This summer, a significant influx of capital is anticipated to propel the stock market to unprecedented heights, as outlined in a recent briefing by Goldman Sachs' trading desk.
Scott Rubner, Managing Director at Goldman Sachs, points out that an unparalleled $7.3 trillion is currently held in money market funds, with a substantial portion expected to migrate towards equities. "I anticipate notable shifts from money markets in the near future," Rubner commented.
This movement is likely to accelerate if the Federal Reserve decides to reduce interest rates, a move anticipated at the upcoming September meeting of the Federal Open Market Committee, as suggested by futures data on federal funds. A rate cut would diminish the returns on money market funds, currently around 5%, prompting investors to explore alternative investment opportunities.

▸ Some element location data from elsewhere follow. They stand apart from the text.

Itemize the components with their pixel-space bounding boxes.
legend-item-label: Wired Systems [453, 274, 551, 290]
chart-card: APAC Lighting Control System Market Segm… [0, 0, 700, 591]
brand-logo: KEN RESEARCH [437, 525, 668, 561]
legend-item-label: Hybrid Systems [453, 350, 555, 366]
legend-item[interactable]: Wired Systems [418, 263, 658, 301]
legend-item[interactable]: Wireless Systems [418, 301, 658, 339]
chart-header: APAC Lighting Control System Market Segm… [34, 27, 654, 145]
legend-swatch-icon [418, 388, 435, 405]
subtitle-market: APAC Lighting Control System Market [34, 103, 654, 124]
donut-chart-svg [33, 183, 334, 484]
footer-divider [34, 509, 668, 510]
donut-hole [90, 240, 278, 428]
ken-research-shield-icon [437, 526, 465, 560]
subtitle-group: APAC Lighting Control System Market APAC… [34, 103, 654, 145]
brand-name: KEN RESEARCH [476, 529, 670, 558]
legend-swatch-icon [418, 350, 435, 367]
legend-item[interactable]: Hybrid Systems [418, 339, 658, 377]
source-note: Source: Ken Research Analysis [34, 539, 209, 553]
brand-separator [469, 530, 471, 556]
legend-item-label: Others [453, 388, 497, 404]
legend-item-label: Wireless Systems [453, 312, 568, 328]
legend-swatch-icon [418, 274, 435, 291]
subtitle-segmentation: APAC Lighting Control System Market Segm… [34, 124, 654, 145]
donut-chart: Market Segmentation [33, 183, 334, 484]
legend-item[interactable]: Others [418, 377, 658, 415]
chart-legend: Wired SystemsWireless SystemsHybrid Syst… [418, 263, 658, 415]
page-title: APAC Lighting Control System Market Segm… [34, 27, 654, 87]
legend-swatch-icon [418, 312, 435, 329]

Rubner predicts a significant surge of funds into the stock market at the onset of July, marking the beginning of the third quarter and the second half of the fiscal year, a period traditionally associated with passive equity investments. "The advent of Q3 and 2H typically triggers rapid capital entry into equities. Approximately 9 basis points of new capital, amounting to $26 billion, are expected to be deployed this July across $29 trillion in assets," Rubner elaborated.
He also noted that the initial two weeks of July have consistently been the most profitable trading span annually since 1928, with the first week of July showing particularly strong performance. The entire month has historically been favorable for stock markets.
"Remarkably, the NDX has seen positive returns each July for the past 16 years, averaging a gain of 4.64%," Rubner observed about the Nasdaq 100. A similar trend is seen in the S&P 500, which has posted gains every July for the last nine years, with an average increase of 3.66%.
Given the existing market highs, further gains predicted by Rubner could propel the stock market to new records. "The threshold for shorting stocks is exceptionally high, considering these prospective inflows and market dynamics," he concluded.